I am new to getting my own scripts up and running. Long time mac user though. I am trying to get a way to simply count the number of days in multiday, nonconsecutive events in several different calendars. I tried getting one through an AI portal but can’t make it work. Looking for something easy to click, enter the date range and what specific criteria I am looking to get. The employee may have call for 4 or 5 days then off for a couple of weeks. When setting up the call schedule I am trying to make it so that I can keep call days equal without having to manually count the days.
Here is the example
Employee 1 call days
Employee 2 call days
Employee 3 call days
Employee 4 call days
Employee 5 call days
Date range start:
Date range end:
Can anyone help direct me with using automator to do this? or if there is an app out there that will do this integrating with iCAT I would use that instead. Thanks.
Now iCal is called “Calendar”. Apple changed the name in macOS 10.7.
We can not get the selected events from Calendar.app’s GUI.
So, we input start and end date via a kind of calendar dialog ( I wrote it).
I don’t understand what you want to calculate.
If you describe what you want, you can write it by Automator or AppleScript or the other tools.
I want to calculate the number of days an employee is on call in a given date range.
There are probably a few ways of going about this. The specifics, though, require more detail of how your data is setup.
For example, do you have one calendar per employee, so you need to correlate across multiple calendars?
Or do you have a single calendar, with some identifier in the event to identify the employee?
You also reference ‘multi-day, non-consecutive events’ - does this mean if an employee is on call for three consecutive days there is one event that spans all days? or are there three separate events, one per day?

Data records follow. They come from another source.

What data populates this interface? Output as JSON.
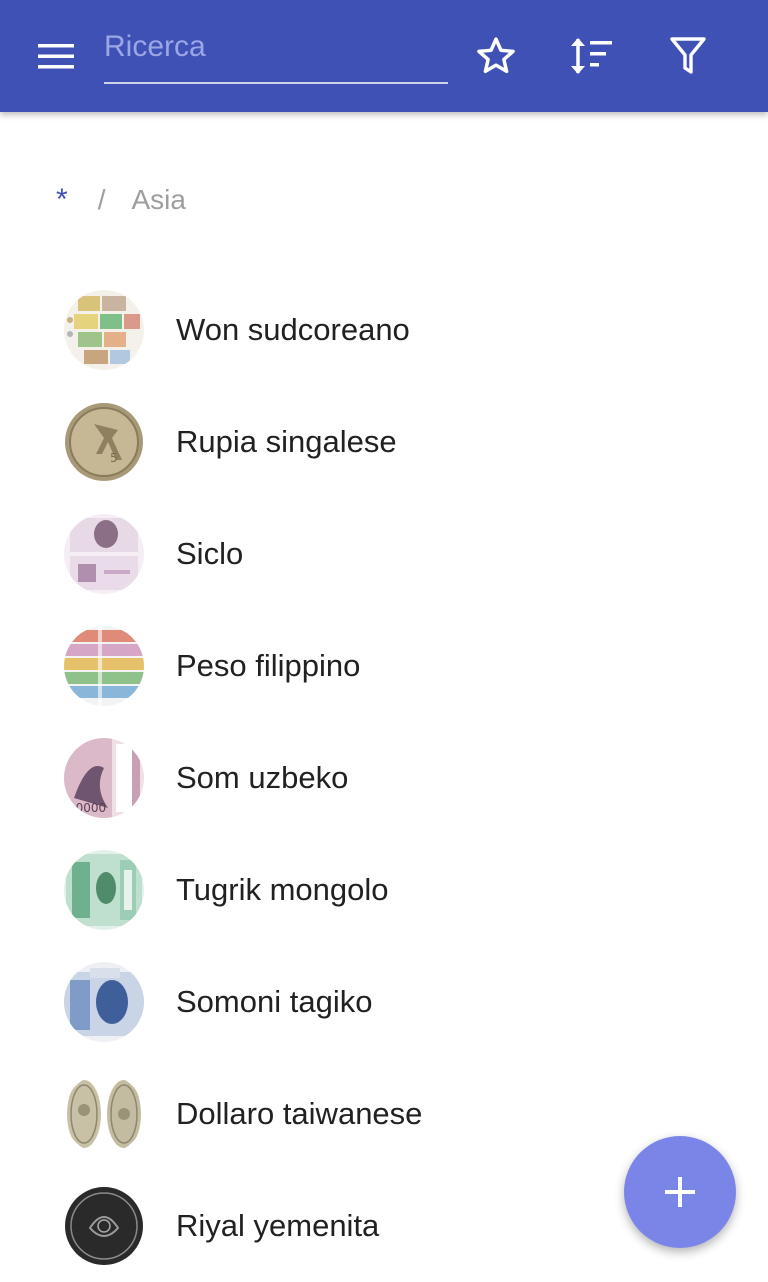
{
  "toolbar": {
    "menu_icon": "hamburger-menu-icon",
    "search_placeholder": "Ricerca",
    "search_value": "",
    "favorite_icon": "star-outline-icon",
    "sort_icon": "sort-icon",
    "filter_icon": "filter-icon",
    "background_color": "#3f51b5"
  },
  "breadcrumb": {
    "root": "*",
    "separator": "/",
    "current": "Asia"
  },
  "items": [
    {
      "label": "Won sudcoreano",
      "thumb": "banknotes-collage"
    },
    {
      "label": "Rupia singalese",
      "thumb": "gold-coin"
    },
    {
      "label": "Siclo",
      "thumb": "purple-banknote"
    },
    {
      "label": "Peso filippino",
      "thumb": "colorful-banknotes"
    },
    {
      "label": "Som uzbeko",
      "thumb": "pink-banknote"
    },
    {
      "label": "Tugrik mongolo",
      "thumb": "green-banknote"
    },
    {
      "label": "Somoni tagiko",
      "thumb": "blue-banknote"
    },
    {
      "label": "Dollaro taiwanese",
      "thumb": "two-silver-coins"
    },
    {
      "label": "Riyal yemenita",
      "thumb": "dark-coin"
    }
  ],
  "fab": {
    "icon": "plus-icon",
    "color": "#7986e8"
  }
}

Also, bear in mind that any Calendar script will be point-in-time… only able to reference the calendar as it was when the script last ran. it won’t auto-update when new events are added (for example if the script runs and somehow tells you that Bob and Joe have 10 on-call days in a given period, but Andy only has 5, you might schedule Andy for additional days, but the script won’t know about that change until it’s re-run - there’s no dynamic update here. For that you might consider a spreadsheet approach (where this kind of thing is easy), or a dedicated employee time-tracking application.